I had an optometrist appointment. Unless you're lucky enough to have never needed corrective lenses, you know the drill. While I'm seated in the chair, the optometrist projects one line of an eye chart on the opposite wall. There's a contraption in front of me like something out of Kubrick's A Clockwork Orange and as the optometrist flips levers to change the arrangement of lenses in front of my face, she asks, "Which is better ... one ... or two?"
I'm concentrating on the rows of letters with Aviatrix-like intensity, tossing back "one," "two," "one," as quickly and efficiently as I can. It's a task I've been given. It matters to how well I'll be able to do my job. I take it seriously.
She twizzles a big dial and creates a whole new lens configuration, then projects a different line of letters. "Can you make out any of those at all, even by guessing?"
I focus for a moment and then I realize I know the whole line, but it's cheating. The letters are a repeat. "I have this one memorized from a few minutes ago. Show me another one the same size."

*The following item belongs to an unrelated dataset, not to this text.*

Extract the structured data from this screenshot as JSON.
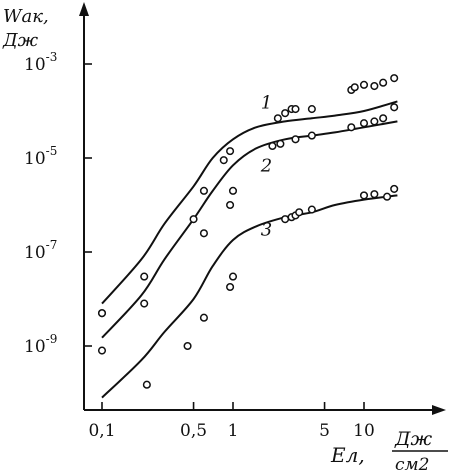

"Please!" she says, like a mother prompting a child for correct manners, but she's quite offended. "I'm the one who gives the orders around here."
I apologized right away, then thought about it some more while I was having my pupils dilated, and my retinas scrutinized, so I could elaborate on my apology. "It's no excuse for rudeness, and I'm really sorry, I think it's like when I'm flying, and I'm focused on the task, the language is very terse. 'Flap ten' or 'say wind' or 'pull up and go around'. It's done for clarity and efficiency, but you are right, it is rude in any other context."
I think she grasped the idea, because she then described an analogous situation. She had been observing an operation on one of her patients, and the surgeon, whom she knew well and had always thought a well mannered person, was being so rude to the OR nurses that she was shocked, but the nurses didn't seem to mind.
I would have nodded, but I still had my chin wedged in the Orwellian optometry device. "They understand. It's the same kind of thing. It's just the way people speak in that environment." What, she thinks operating theatres are like M*A*S*H? I thought that the surgeon intent on the operation and spitting one word commands like "scalpel!" was such a cliché that everyone knew it. In this case it would have saved a lot of aggravation and hurt feelings if I had said, "Could you please show me another one the same size? I can't tell if I can see it, or just recognize it from before."
I have to admit that sometimes I get fed up by how verbose people can be when they ask you to do something. "Aviatrix, bring me a case of oil from maintenance," is not a rude request. I think I already blogged on hearing a flight attendant explain to another that, "The pilots seem rude, but it's just the way they talk. They talk to each other like that too."
The good news is, my eyes are just fine.
1 comment:
Sometimes you can be terse and polite at the same time, as in "request runway 32" -- "request" is our word for "pretty, pretty please".